Their self-proclaimed knowledge of Freudian psychology is not taken seriously by practicing psychologists represented in Invading the Sacred. It simply serves as a fig leaf to give them the license to give a sexual twist to everything in Hindu literature and practice while invoking Freud as authority. It is not much different when it comes to the sources: their familiarity with the subjects they claim to be writing about ranges from weak to non-existent. This is true especially of their knowledge of Indian languages and literature. All this is testimony not only to their shoddy scholarship but also their intellectual cowardice.

To their credit, the contributors to Invading the Sacred refrain from polemics by taking the scholarly high ground, and analyze their subjects (including their authors) on the merits and demerits of their work. One of the contributors (Balagangadhara) makes the perceptive observation that the social sciences and the humanities in the West are rooted in Christian theology. And for this reason, in rhetoric and conclusions, these scholars are often indistinguishable from Christian missionaries of a hundred years ago.

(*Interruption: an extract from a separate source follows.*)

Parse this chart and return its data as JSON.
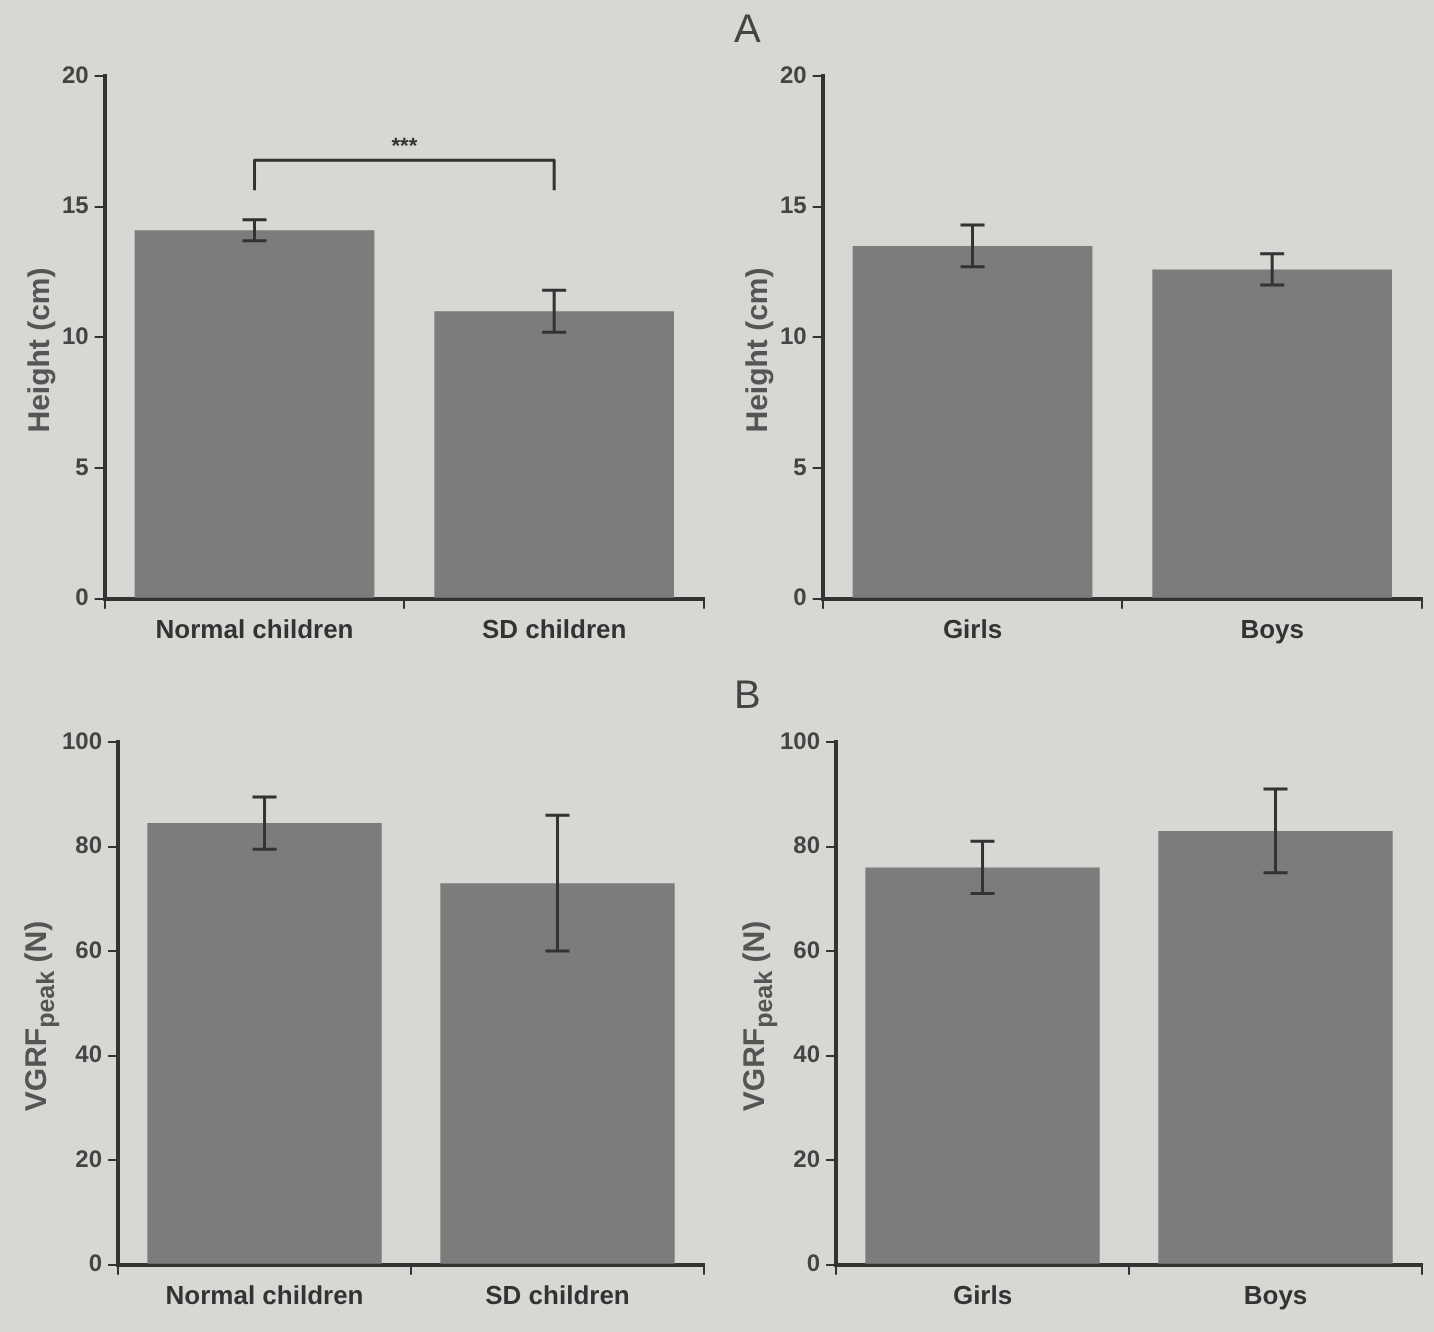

Their missionary roots are on display in another of their claims— that these Hinduphobic scholars are only helping to “cleanse” Hinduism of its sins, presumably because the degraded Hindus are incapable of doing it themselves. This is no different from the missionary heaping abuse on the heathens to save their souls from eternal damnation. The more things change, the more they remain the same.

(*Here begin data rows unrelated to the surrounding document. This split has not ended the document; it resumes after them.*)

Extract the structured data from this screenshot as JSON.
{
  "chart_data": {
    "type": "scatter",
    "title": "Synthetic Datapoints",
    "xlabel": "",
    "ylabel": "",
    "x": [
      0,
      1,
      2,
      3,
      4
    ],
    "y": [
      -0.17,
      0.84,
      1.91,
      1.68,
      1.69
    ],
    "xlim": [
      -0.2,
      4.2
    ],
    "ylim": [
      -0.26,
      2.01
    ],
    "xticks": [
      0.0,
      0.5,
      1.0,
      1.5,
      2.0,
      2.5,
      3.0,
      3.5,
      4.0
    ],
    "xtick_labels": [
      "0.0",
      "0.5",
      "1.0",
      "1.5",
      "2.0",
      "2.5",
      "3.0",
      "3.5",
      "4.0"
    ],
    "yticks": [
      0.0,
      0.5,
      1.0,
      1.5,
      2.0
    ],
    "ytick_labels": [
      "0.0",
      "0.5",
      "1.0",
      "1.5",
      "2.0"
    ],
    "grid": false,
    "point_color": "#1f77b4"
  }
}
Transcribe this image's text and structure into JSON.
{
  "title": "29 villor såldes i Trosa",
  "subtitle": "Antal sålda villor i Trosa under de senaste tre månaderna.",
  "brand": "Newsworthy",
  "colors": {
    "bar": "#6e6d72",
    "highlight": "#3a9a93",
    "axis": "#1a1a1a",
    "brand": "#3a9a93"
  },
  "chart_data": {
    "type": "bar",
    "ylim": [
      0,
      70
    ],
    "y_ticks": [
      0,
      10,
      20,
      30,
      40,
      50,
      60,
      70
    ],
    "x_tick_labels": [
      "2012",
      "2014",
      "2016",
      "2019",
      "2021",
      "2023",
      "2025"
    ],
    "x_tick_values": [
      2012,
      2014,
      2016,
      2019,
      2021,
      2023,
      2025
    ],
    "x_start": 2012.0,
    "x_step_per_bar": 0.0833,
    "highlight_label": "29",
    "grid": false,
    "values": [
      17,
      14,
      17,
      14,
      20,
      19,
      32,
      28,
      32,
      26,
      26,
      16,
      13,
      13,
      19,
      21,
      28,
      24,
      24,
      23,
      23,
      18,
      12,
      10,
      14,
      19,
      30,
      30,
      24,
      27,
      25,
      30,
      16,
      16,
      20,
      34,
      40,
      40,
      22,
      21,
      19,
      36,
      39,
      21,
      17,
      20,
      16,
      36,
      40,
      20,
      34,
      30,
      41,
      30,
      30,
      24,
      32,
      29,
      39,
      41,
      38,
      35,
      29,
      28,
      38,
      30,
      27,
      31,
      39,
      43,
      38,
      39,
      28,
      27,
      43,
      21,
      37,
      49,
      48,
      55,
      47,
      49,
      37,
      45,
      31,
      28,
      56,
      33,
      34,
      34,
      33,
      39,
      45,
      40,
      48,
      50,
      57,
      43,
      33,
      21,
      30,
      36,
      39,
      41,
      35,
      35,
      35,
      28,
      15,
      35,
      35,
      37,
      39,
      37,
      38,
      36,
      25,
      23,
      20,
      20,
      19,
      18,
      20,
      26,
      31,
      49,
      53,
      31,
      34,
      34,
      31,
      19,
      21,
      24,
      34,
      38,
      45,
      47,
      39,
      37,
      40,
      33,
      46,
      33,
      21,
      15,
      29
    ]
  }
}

In this situation, anti-Hindu bias is inevitable even though denied by academics who proudly flaunt their Marxist and/or Freudian colors. To counter this, Arvind Sharma in his informative Preface makes a long overdue suggestion: why not use statistical methods to test their claims of being unbiased. After all, statistics has proven its mettle in analyzing such problems. Bias detection is a well understood statistical technique.

In the final analysis, their ‘scholarly’ contributions will prove no more lasting than that of the Aryan theorists before them. The real question is what drives their visceral anti-Hinduism? Or as Shakespeare asked about the men who murdered Julius Caesar: “What private griefs these men have,” for their behavior cannot be explained on rational grounds. Chapter 10 (It’s All About Power) takes a step towards answering the question by pointing out how these scholars feel insecure that Hindus in the West are succeeding in the professions and may soon topple them from their self-appointed positions of intellectual superiority. To make things worse, the Hindus are succeeding without losing their spiritual moorings.

More than a century ago Nietzsche in his Thus Spake Zarathushtra diagnosed their malady: their God is dead. The resulting spiritual vacuum he warned would be filled by what he called “barbaric brotherhoods”. The following century was to witness several of these— Fascism, Communism and Nazism, each with its own underlying secular theology. Academic Hinduphobia, like anti-Semitism is an outgrowth of this spiritually barren landscape.

In the face of this we should see these not as Wendy’s Children, but the children of a Dead God, Wendy included.
_____________________
Dr. N.S. Rajaram is a scientist and historian. His latest book is Sarasvati River and the Vedic Civilization: History, science and politics.